As it is now, players coming through are competing for franchise spots with ABs.

So they have to work their pants off.

They are mentored by All Blacks, they see how to prepare and work and what it means and blah blah blah.

To get a SR start you have to be of a certain quality.

With the top talent overseas, players coming in don’t need to work as hard so they don’t get as good.

That’s Australias problem; not enough competition for spots driving the quality up. The incumbents at the reds or brumbies aren’t on edge because no one is coming for their jersey.

Without All Blacks to lead the off field stuff, our players will not get as good.

South Africa is an example of that. As more and more springboks went overseas, the Super rugby sides got worse and worse to the point where they were hardly competitive.

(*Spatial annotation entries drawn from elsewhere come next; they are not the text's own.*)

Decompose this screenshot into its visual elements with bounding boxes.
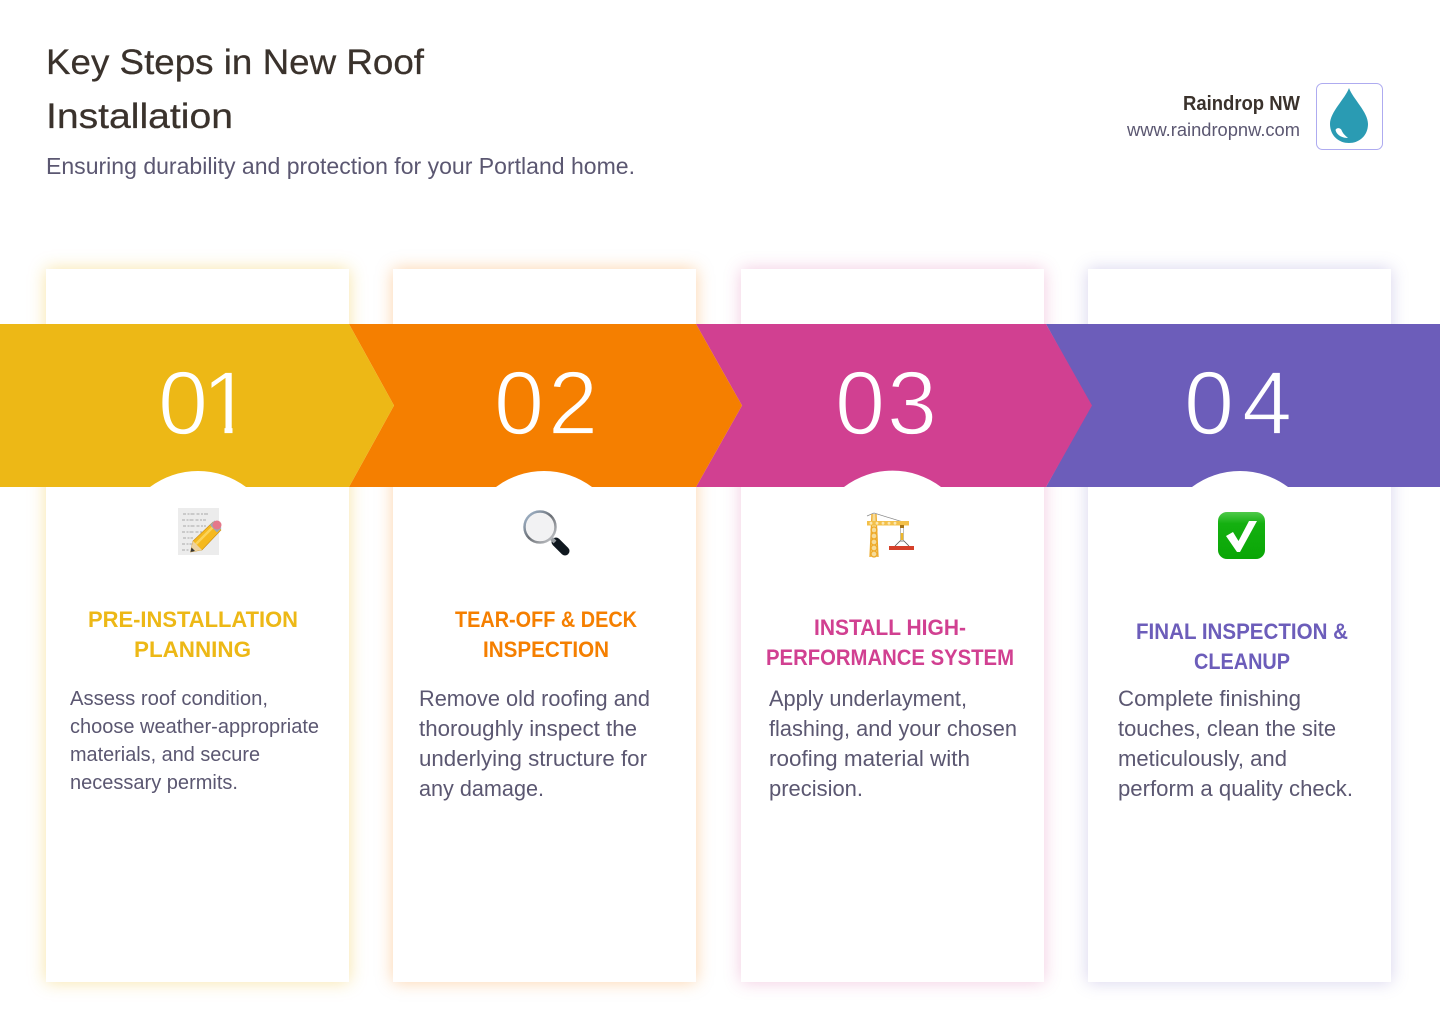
body text: materials, and secure bbox=[70, 744, 260, 766]
title: Key Steps in New Roof bbox=[46, 43, 424, 82]
heading bbox=[88, 607, 298, 662]
body text: roofing material with bbox=[769, 746, 970, 771]
chevron: step 2: 02 bbox=[494, 354, 598, 454]
body text: necessary permits. bbox=[70, 772, 238, 794]
arc notch bbox=[150, 471, 246, 487]
icon: magnifying glass bbox=[524, 512, 565, 551]
heading bbox=[766, 615, 1014, 670]
body text: Apply underlayment, bbox=[769, 686, 967, 711]
heading bbox=[1136, 619, 1348, 674]
panel: step 2 card bbox=[393, 269, 696, 982]
heading: TEAR-OFF & DECK bbox=[455, 607, 637, 632]
body text: any damage. bbox=[419, 776, 544, 801]
body text: choose weather-appropriate bbox=[70, 716, 319, 738]
body text: precision. bbox=[769, 776, 863, 801]
heading: PRE-INSTALLATION bbox=[88, 607, 298, 632]
chevron: step 3 bbox=[696, 324, 1092, 487]
body text bbox=[70, 688, 319, 794]
arc notch bbox=[844, 471, 941, 487]
brand block bbox=[1126, 83, 1383, 150]
subtitle: Ensuring durability and protection for your Portland home. bbox=[46, 153, 635, 179]
arc notch bbox=[496, 471, 592, 487]
chevron: step 3: 03 bbox=[835, 354, 937, 454]
icon: logo water drop bbox=[1316, 84, 1382, 150]
header: title and subtitle bbox=[46, 43, 635, 179]
heading: FINAL INSPECTION & bbox=[1136, 619, 1348, 644]
chevron band with step numbers bbox=[0, 324, 1440, 487]
body text: perform a quality check. bbox=[1118, 776, 1353, 801]
icon: building crane bbox=[867, 513, 914, 557]
panel: step 4 card bbox=[1088, 269, 1391, 982]
body text: Remove old roofing and bbox=[419, 686, 650, 711]
title: Installation bbox=[46, 97, 233, 136]
body text: meticulously, and bbox=[1118, 746, 1287, 771]
heading: CLEANUP bbox=[1194, 649, 1290, 674]
body text bbox=[1118, 686, 1353, 801]
body text: Complete finishing bbox=[1118, 686, 1301, 711]
body text: thoroughly inspect the bbox=[419, 716, 637, 741]
heading bbox=[455, 607, 637, 662]
body text: flashing, and your chosen bbox=[769, 716, 1017, 741]
panel: step 1 card bbox=[46, 269, 349, 982]
panel: step 3 card bbox=[741, 269, 1044, 982]
chevron: step 1: 01 bbox=[158, 354, 252, 454]
arc notch bbox=[1192, 471, 1288, 487]
chevron: step 1 bbox=[0, 324, 394, 487]
icon: green check mark bbox=[1218, 512, 1265, 559]
brand url: www.raindropnw.com bbox=[1126, 119, 1300, 140]
body text bbox=[419, 686, 650, 801]
chevron: step 4: 04 bbox=[1184, 354, 1292, 454]
body text bbox=[769, 686, 1017, 801]
heading: INSTALL HIGH- bbox=[814, 615, 966, 640]
body text: Assess roof condition, bbox=[70, 688, 268, 710]
heading: PERFORMANCE SYSTEM bbox=[766, 645, 1014, 670]
title bbox=[46, 43, 424, 136]
heading: PLANNING bbox=[134, 637, 251, 662]
icon: memo and pencil bbox=[178, 508, 222, 555]
body text: touches, clean the site bbox=[1118, 716, 1336, 741]
brand name: Raindrop NW bbox=[1183, 93, 1300, 115]
chevron: step 4 bbox=[1046, 324, 1440, 487]
chevron: step 2 bbox=[349, 324, 742, 487]
heading: INSPECTION bbox=[483, 637, 609, 662]
body text: underlying structure for bbox=[419, 746, 648, 771]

The lions got a free pass to the finals with the conference system,

but largely the bulls and stormers and sharks were just nothing like they were and not a serious challenge to any New Zealand side most of the time.

We got scrum practice, but interest in those games plummeted. I’m not paying $30 to go watch the bulls get wasted by a Blues B team.

If NZ was to let players go offshore and still get picked, the crowds would disappear even more for SR, the interest would dissipate, and people would go watch league or basketball or whatever and get their kids into those sports too.

New Zealand rugby just cannot function without a strong domestic comp.

The conveyer belt stops when kids don’t want to go to rugby games because their stars aren’t playing and therefore aren’t inspired to play the game themselves.

We won’t keep everyone, no matter what we do. But we can keep as many as possible.

We don’t have tens of millions of people, or billionaire owned teams, or another ready made competition to put our teams into.

We have the black jersey. And it’s what keeps rugby going.